Fifty years ago, three civil rights workers were brutally murdered in Neshoba County, Mississippi, where they were registering African-Americans to vote while investigating the burning of a church. It would take almost 40 years until their killers were called to face justice.

This is where Micki Dickoff’s documentary, Neshoba: The Price of Freedom, begins.

Dickoff introduced the film, and then spoke with students for an hour about the making of and the reasons behind the film. She explained that at 17, when the murders took place, she was deeply moved by the willingness of others to die for what they felt was right. It seemed a natural fit when she was approached by the family members of James Chaney, Andrew Goodman and Michael Schwerner about making a film.

When they began filming in 2004, the documentary was focused on a multi-racial group of individuals called the Philadelphia Collation. The Collation was calling for the 40 year-old case to be reopened.  The film then evolved when the mastermind behind the murders, Edgar Ray Killen, an 80 year-old Baptist preacher and unrepentant racist, was indicted in 2005.

Dickoff shared stories of filming focusing on the five months she spent talking to and filming Killen, shom she said, “would announce his innocence from one side of his mouth and then spew hate with the other.” She and her two man crew broke Killen’s 40 year silence about the case with their all-access (only) interviews. She spoke with former members of the KKK, people who supported the reopening of the case, and others in between, in Neshoba.

“We had guns pulled on us three times,” she told students about how their perceived intrusion was received.

The Mississippi White Knights Of The Klu Klux Klan feared a “northern invasion” and a voter registration implosion, and membership totaled over 10,000 white males.  They learned of a speech given Memorial Day weekend by the three victims, in which they stated their intentions to create a Freedom School to education young and poverty stricken black children. It is believed the group set fire to a Mount Zion church and beat some of its members to create the trio’s attention. On June 21, the three men went to Neshoba to investigate and were never seen again. The story goes that the men were followed by several police vehicles throughout the county. Several men suspected in the murder (aside from being members of the White Knights) were police officers and World War I and World War II decorated veterans. In the book about the incident, Rock Cut Road,  Alton Roberts, 26, and a former Marine, and James Jordan, 38, shot the men execution-style at point blank range after the group was forced off Rt. 19 on to Rock Cut Road. The bodies were buried in a dam, as one of the conspirators was a bulldozer operator and covered up the bodies.

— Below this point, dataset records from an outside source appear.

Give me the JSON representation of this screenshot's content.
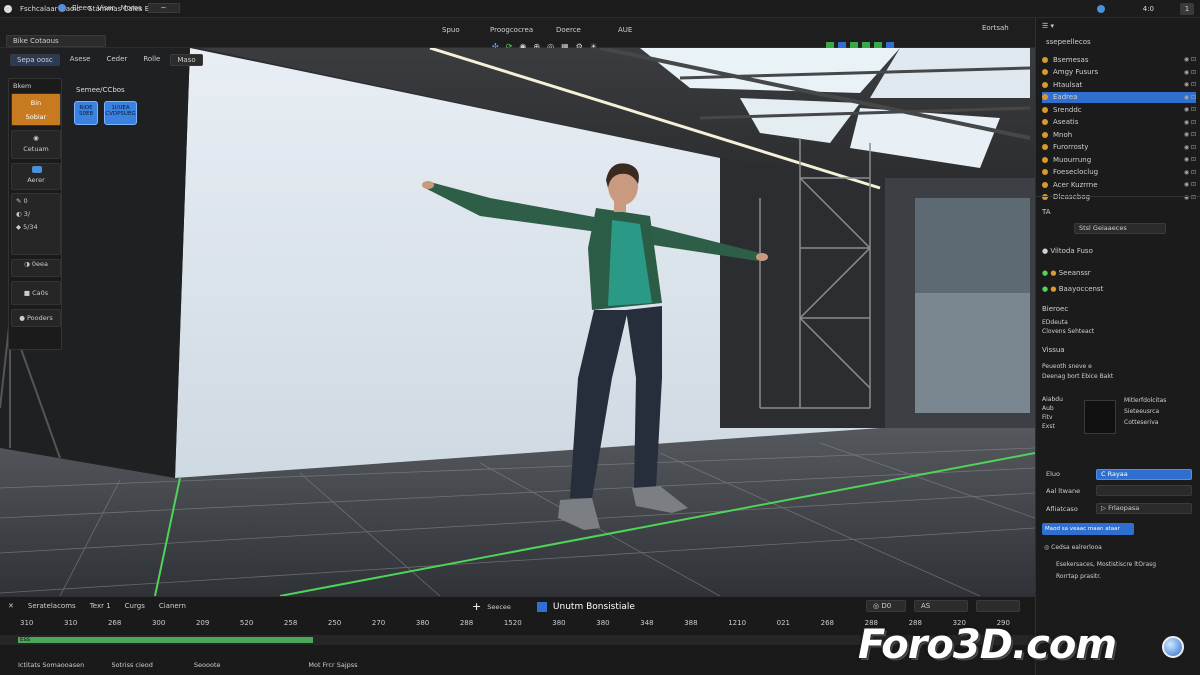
{
  "titlebar": {
    "app_title": "Fschcalaar Maoic",
    "menu1": "Stammas Cales Eristeec",
    "user_label": "4:0",
    "min_label": "1"
  },
  "menubar": {
    "items": [
      "Eleeo",
      "Visar",
      "Moros"
    ],
    "dropdown": "~"
  },
  "toolbar": {
    "workspace_btn": "Bike Cotaous",
    "center_a": "Spuo",
    "center_b": "Proogcocrea",
    "center_c": "Doerce",
    "center_d": "AUE",
    "right_label": "Eortsah"
  },
  "viewport_tabs": [
    "Sepa oosc",
    "Asese",
    "Ceder",
    "Rolle",
    "Maso"
  ],
  "left_tools": {
    "header": "Bkem",
    "tool1_label": "Bin",
    "tool1_sub": "Sobiar",
    "tool2_label": "Cetuam",
    "tool3_label": "Aerer",
    "tool4_nums": [
      "0",
      "3/",
      "5/34"
    ],
    "tool5_label": "0eea",
    "tool6_label": "Ca0s",
    "tool7_label": "Pooders"
  },
  "overlay": {
    "heading": "Semee/CCbos",
    "badge1": "RiOE\nS0E8",
    "badge2": "1I/UEA\nCVDPSUEG"
  },
  "outliner": {
    "title": "ssepeellecos",
    "items": [
      {
        "label": "Bsemesas"
      },
      {
        "label": "Amgy Fusurs"
      },
      {
        "label": "Htaulsat"
      },
      {
        "label": "Eadrea"
      },
      {
        "label": "Srenddc"
      },
      {
        "label": "Aseatis"
      },
      {
        "label": "Mnoh"
      },
      {
        "label": "Furorrosty"
      },
      {
        "label": "Muourrung"
      },
      {
        "label": "Foesecloclug"
      },
      {
        "label": "Acer Kuzrrne"
      },
      {
        "label": "Dleasebog"
      }
    ],
    "selected_index": 3
  },
  "properties": {
    "tab_label": "TA",
    "field_label": "Stsl Geiaaeces",
    "section1": "Viltoda Fuso",
    "item1": "Seeanssr",
    "item2": "Baayoccenst",
    "section2": "Bieroec",
    "sub2a": "EDdeuta",
    "sub2b": "Clovens Sehteact",
    "section3": "Vissua",
    "sub3a": "Peueoth sneve e",
    "sub3b": "Deenag bort Ebice Bakt",
    "grid_labels": [
      "Aiabdu",
      "Aub",
      "Fitv",
      "Exst"
    ],
    "grid_right": [
      "Mitlerfdolcitas",
      "Sieteeusrca",
      "Cotteseriva"
    ],
    "btn_label1": "Eluo",
    "btn_value1": "C Rayaa",
    "label2": "Aal ltwane",
    "label3": "Afliatcaso",
    "value3": "▷ Frlaopasa",
    "blue_btn": "Maod sa veaac maan ataar",
    "footer1": "Cedsa ealrerlooa",
    "footer2": "Esekersaces, Mostistiscre ltOrasg\nRorrtap prasitr."
  },
  "timeline": {
    "tabs": [
      "Seratelacoms",
      "Texr 1",
      "Curgs",
      "Cianern"
    ],
    "add_label": "Seecee",
    "title": "Unutm Bonsistiale",
    "btn_a": "D0",
    "btn_b": "AS",
    "ruler": [
      "310",
      "310",
      "268",
      "300",
      "209",
      "520",
      "258",
      "250",
      "270",
      "380",
      "288",
      "1520",
      "380",
      "380",
      "348",
      "388",
      "1210",
      "021",
      "268",
      "288",
      "288",
      "320",
      "290"
    ],
    "bottom": [
      "Ictitats Somaooasen",
      "Sotriss cieod",
      "Seooote",
      "Mot Frcr Sajpss"
    ],
    "track_label": "Ess"
  },
  "watermark": "Foro3D.com",
  "colors": {
    "accent_blue": "#2f6fd0",
    "accent_orange": "#c87a20",
    "panel": "#1b1b1b",
    "green_line": "#4fd35a"
  }
}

FBI Director J. Edgar Hoover, pressured by President Lyndon B. Johnson, ordered an immediate invesitgiation. The story gained national attention, and by December of 1964, 21 men were arrested by the FBI. Some men were acquited (including Killen) and Country Sheriff Lawrence Rainey. No man served more than six years in prison.

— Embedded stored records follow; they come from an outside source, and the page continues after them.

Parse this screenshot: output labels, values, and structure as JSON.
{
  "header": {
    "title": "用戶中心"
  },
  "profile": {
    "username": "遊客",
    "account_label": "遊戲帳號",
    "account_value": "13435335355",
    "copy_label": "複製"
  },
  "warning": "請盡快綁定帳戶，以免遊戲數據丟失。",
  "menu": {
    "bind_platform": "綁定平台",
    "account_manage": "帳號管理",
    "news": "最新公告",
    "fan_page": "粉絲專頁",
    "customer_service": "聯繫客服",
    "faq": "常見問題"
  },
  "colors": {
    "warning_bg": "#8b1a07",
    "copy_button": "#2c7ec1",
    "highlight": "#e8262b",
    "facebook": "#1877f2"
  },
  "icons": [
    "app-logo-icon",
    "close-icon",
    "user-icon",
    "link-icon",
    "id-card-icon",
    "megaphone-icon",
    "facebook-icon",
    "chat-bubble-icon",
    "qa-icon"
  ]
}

Neshoba paints a frightening picture of not only America’s past as a nation, but it also shows that despite the progress made as a nation, America hasn’t changed much at all. The killers bragged about their misdeeds and openly flaunted their action without fear of reprisal, and most can guarantee that in his jail cell Edgar Ray Killen, still believes himself to be a hero for his actions all those years ago.

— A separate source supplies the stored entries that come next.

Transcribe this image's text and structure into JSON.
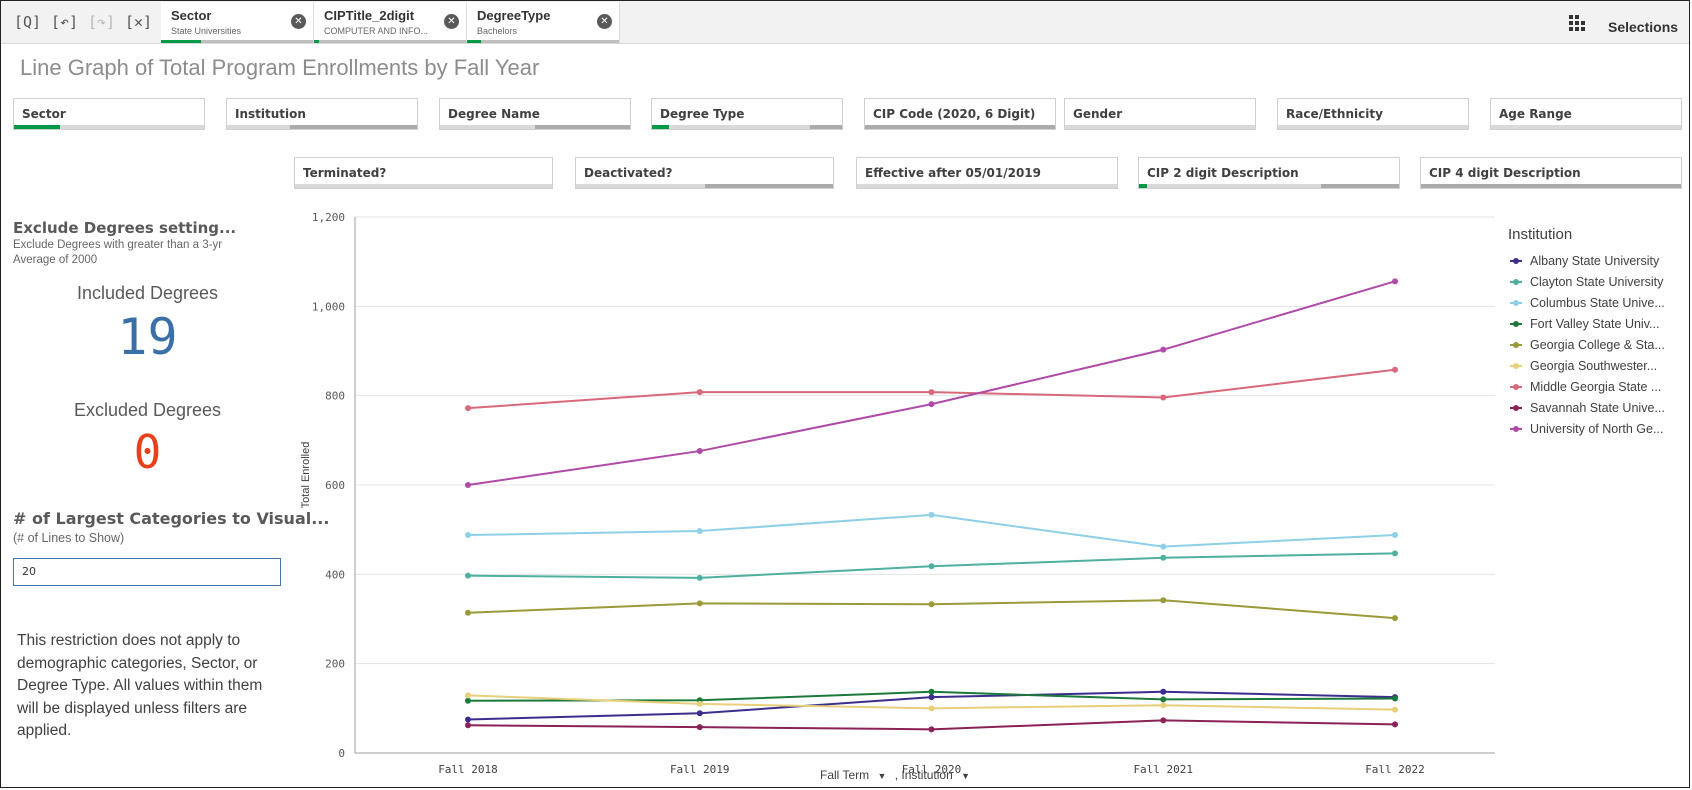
{
  "toolbar": {
    "chips": [
      {
        "title": "Sector",
        "value": "State Universities"
      },
      {
        "title": "CIPTitle_2digit",
        "value": "COMPUTER AND INFO..."
      },
      {
        "title": "DegreeType",
        "value": "Bachelors"
      }
    ],
    "selections_label": "Selections"
  },
  "page_title": "Line Graph of Total Program Enrollments by Fall Year",
  "filters_row1": [
    "Sector",
    "Institution",
    "Degree Name",
    "Degree Type",
    "CIP Code (2020, 6 Digit)",
    "Gender",
    "Race/Ethnicity",
    "Age Range"
  ],
  "filters_row2": [
    "Terminated?",
    "Deactivated?",
    "Effective after 05/01/2019",
    "CIP 2 digit Description",
    "CIP 4 digit Description"
  ],
  "left_panel": {
    "exclude_title": "Exclude Degrees setting...",
    "exclude_sub": "Exclude Degrees with greater than a 3-yr Average of 2000",
    "included_label": "Included Degrees",
    "included_value": "19",
    "excluded_label": "Excluded Degrees",
    "excluded_value": "0",
    "categories_title": "# of Largest Categories to Visual...",
    "categories_sub": "(# of Lines to Show)",
    "categories_value": "20",
    "note": "This restriction does not apply to demographic categories, Sector, or Degree Type. All values within them will be displayed unless filters are applied."
  },
  "colors": {
    "accent_green": "#009845",
    "included_blue": "#3a6fa8",
    "excluded_red": "#e8401c"
  },
  "chart_data": {
    "type": "line",
    "title": "",
    "xlabel": "Fall Term",
    "xlabel_suffix": ", Institution",
    "ylabel": "Total Enrolled",
    "ylim": [
      0,
      1200
    ],
    "yticks": [
      "0",
      "200",
      "400",
      "600",
      "800",
      "1,000",
      "1,200"
    ],
    "categories": [
      "Fall 2018",
      "Fall 2019",
      "Fall 2020",
      "Fall 2021",
      "Fall 2022"
    ],
    "legend_title": "Institution",
    "legend_placement": "right",
    "grid": true,
    "series": [
      {
        "name": "Albany State University",
        "legend_label": "Albany State University",
        "color": "#3b2e8f",
        "values": [
          75,
          89,
          125,
          137,
          125
        ]
      },
      {
        "name": "Clayton State University",
        "legend_label": "Clayton State University",
        "color": "#4fb0a0",
        "values": [
          397,
          392,
          418,
          437,
          447
        ]
      },
      {
        "name": "Columbus State University",
        "legend_label": "Columbus State Unive...",
        "color": "#8ecfe8",
        "values": [
          488,
          497,
          533,
          462,
          488
        ]
      },
      {
        "name": "Fort Valley State University",
        "legend_label": "Fort Valley State Univ...",
        "color": "#1b7a3a",
        "values": [
          117,
          118,
          137,
          120,
          122
        ]
      },
      {
        "name": "Georgia College & State University",
        "legend_label": "Georgia College & Sta...",
        "color": "#9a9a3a",
        "values": [
          314,
          335,
          333,
          342,
          302
        ]
      },
      {
        "name": "Georgia Southwestern",
        "legend_label": "Georgia Southwester...",
        "color": "#e8cf7a",
        "values": [
          129,
          110,
          100,
          107,
          97
        ]
      },
      {
        "name": "Middle Georgia State",
        "legend_label": "Middle Georgia State ...",
        "color": "#d9687a",
        "values": [
          772,
          808,
          808,
          796,
          858
        ]
      },
      {
        "name": "Savannah State University",
        "legend_label": "Savannah State Unive...",
        "color": "#8b2257",
        "values": [
          62,
          58,
          53,
          73,
          64
        ]
      },
      {
        "name": "University of North Georgia",
        "legend_label": "University of North Ge...",
        "color": "#b04aa8",
        "values": [
          600,
          676,
          781,
          903,
          1056
        ]
      }
    ]
  }
}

It took 40 years for people to come together and demand that justice be done and for Mississippi to elect an attorney general who wasn’t afraid to not only put Killen on trial, but all of Mississippi, on trial as well. The members of the Philadelphia Collation received death threats but they refused to let Neshoba and Philadelphia continue to suffer under the oppressive weight of the knowledge that they stood by and did nothing while these men were allowed to walk free and continue to spread their hate.

The most haunting moment of the film was the end of the film where Dickoff included the names of 103 others who went “missing” during that time, most of whom were African-American. Dickoff explained these were the names she could confirm, but there were likely many more. Students sat in stunned silence when she opened the crowd to questions until one student simply told her thank you.

It is true we should thank her for bringing this film to Mercy and for talking with us but also for telling this important story that needed to be heard. Chaney, Goodman and Schwerner shouldn’t be forgotten. These young men, all under the age of 25, were executed for daring to right a wrong.

Aside from her inspiring film, Dickoff is an inspiration in her own right, as she urged students to continue to fight for what they believe in and not to let injustice stand. When asked what makes a good documentary, she said, “If you can touch a heart, you can change a mind.”